We’ve all been there. You’re chatting with a younger colleague about popular music, movies or sports, and you wistfully mention Michael Jordan scoring 55 in his comeback game against the New York Knicks, or the twist ending to The Usual Suspects, or seeing Dave Matthews Band tour their debut album. This is when your counterpart says something along the lines of, “No, I actually don’t remember that, I was born in 1995.”
Oof. What a gut punch! But beyond a clarion sign of your own impending mortality, these moments are good reminders for leaders that while these young professionals comport themselves well and are often very impressive, they come from a different time.

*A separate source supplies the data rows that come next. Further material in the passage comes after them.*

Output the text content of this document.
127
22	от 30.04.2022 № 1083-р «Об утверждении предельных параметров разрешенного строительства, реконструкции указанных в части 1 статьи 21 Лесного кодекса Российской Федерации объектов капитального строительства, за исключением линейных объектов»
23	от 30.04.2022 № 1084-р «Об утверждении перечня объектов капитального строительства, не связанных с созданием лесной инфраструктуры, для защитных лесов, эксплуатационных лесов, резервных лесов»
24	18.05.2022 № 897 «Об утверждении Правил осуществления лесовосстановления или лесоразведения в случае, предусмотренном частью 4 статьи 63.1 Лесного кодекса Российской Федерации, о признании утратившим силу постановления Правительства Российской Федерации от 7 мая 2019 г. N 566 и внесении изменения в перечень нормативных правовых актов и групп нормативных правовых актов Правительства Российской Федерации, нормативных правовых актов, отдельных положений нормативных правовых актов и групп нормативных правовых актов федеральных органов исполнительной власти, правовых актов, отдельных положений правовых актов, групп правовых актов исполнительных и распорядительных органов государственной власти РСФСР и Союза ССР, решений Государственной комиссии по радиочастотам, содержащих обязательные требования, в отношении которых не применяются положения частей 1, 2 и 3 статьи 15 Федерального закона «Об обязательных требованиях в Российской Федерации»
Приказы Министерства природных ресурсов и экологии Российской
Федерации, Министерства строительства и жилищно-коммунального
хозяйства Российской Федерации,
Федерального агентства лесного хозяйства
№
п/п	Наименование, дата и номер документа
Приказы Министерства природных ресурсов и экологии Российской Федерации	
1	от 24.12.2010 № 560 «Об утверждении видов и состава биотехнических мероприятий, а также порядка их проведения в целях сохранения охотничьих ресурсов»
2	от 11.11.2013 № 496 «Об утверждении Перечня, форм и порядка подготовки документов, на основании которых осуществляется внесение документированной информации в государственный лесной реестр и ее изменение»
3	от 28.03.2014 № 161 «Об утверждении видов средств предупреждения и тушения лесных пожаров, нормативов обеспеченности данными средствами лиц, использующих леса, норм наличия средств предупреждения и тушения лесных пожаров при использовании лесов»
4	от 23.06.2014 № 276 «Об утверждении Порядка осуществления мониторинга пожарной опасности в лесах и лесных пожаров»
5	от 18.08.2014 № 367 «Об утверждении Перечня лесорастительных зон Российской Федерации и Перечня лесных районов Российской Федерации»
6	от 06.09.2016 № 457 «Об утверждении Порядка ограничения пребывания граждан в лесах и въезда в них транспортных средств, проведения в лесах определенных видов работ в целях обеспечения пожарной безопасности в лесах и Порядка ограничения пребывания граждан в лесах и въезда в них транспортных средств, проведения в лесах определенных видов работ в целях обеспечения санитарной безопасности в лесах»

There’s a danger in generational reductionism. Publications are often guilty of overgeneralizing and assigning common characteristics to entire generations based on decontextualized data points. “Gen X is disaffected, bitter, and likes flannel. Millennials won’t buy houses, get married, or eat mayonnaise.”
These blanket statements sell magazines and generate clicks, but people are far more than the years they chanced to be born. Still, it is important to understand the times people exist in. For the Gen Z professional that you, a brand leader, will need to manage, the times they’ve occupied have been complex and likely will inform their behaviors as workers.
Kathryn Dill’s 7 Things Employers Should Know About The Gen Z Workforce is required reading for leaders, but at almost 3 years old it is already a bit dated—which says more about the dynamism of this group and how quickly their expectations are shifting. When Dill authored the piece, most Gen Zers were still in high school. This fall, the first fully-Gen Z crop of grads is hitting the workforce. I personally have interviewed several in recent months.
The most crucial thing that separates this group from their Millennial forbearers is their expectations. Graduating in the midst of the worst economic crisis since The Great Depression with the memory of 9-11 fresh in their minds, Millennials (and many of us Gen Xers, as well) carry a nonspecific sense of dread about our economic and social conditions. They and we toiled during a particularly dour moment in the country’s history, one where we were told that recovery would be slow, that we should be happy just to have a job, and that we probably would not enjoy the same quality of life our parents did.
That has an affect on you. As the economy slowly improved, Millennial wages remained mostly flat. More opportunities came, and today if you weathered the worst of it and came out with 5-10 years of experience in your profession, you have your pick of jobs around the world. But if you joined the workforce between the years 2008 to 2014, you’re likely still wearing some scars.
Conversely, Gen Z did most of its “grown-up preparation” during a time of unprecedented growth—couched in the recovery that led to a current streak of 94 consecutive months of job creation. They’ve heard the horror stories from their older siblings, but the reality for them has been the opposite.
To manage them, leaders must keep this context in mind. The freedom these workers feel manifests in their work decisions. This is a shared trait with Millennials, who are famously generalized as “following their passion” in their work. Accepting that no work conditions are ideal, they’re attracted to opportunities where they nonetheless have a chance to do what they want. Good managers must foster this instinct, and point it in constructive directions. Make rote tasks mean something; illustrate exactly what the big picture is, and how their role is helping it become realized. Remember, a sense of purpose is paramount.
Generation Z has also come of age in the shadow of Millennials who prize hyper-competence (or at least the appearance of it), which, in my experience so far, has manifested in a strong desire to learn. Specifically, I have noticed that recent grads are less likely to think they “know everything” and are instead keenly interested to know more. More than the preceding generation—or my generation, for that matter—they are seeking out opportunities to add or sharpen skills.
And you need to reward that instinct. Sure, it means they’re likely going to take those skills on the open market, and if they don’t leave they will likely cost more to retain. But would your rather that motivation wither away? Rather, make the investment in internal multimedia training (this is the first native YouTube generation) and the secondary investment of dedicated time in their schedule to actually do it.
Finally, don’t believe the generational generalizing hype. Like almost all generations before them, the ascendance of Gen Z is coming replete with “Gen Z is too _____”-think pieces. This type of bloviating opinionating is almost always wrong.
Already, some “experts” are tagging Gen Z as a cohort of introverts who struggle to make personal social connections. This echoes all manner of assumptions made about “these darn kids” for decades—maybe longer.
Forget the trend pieces and assumptions. When managing your new influx of Gen Z employees, consider the context, and react to that.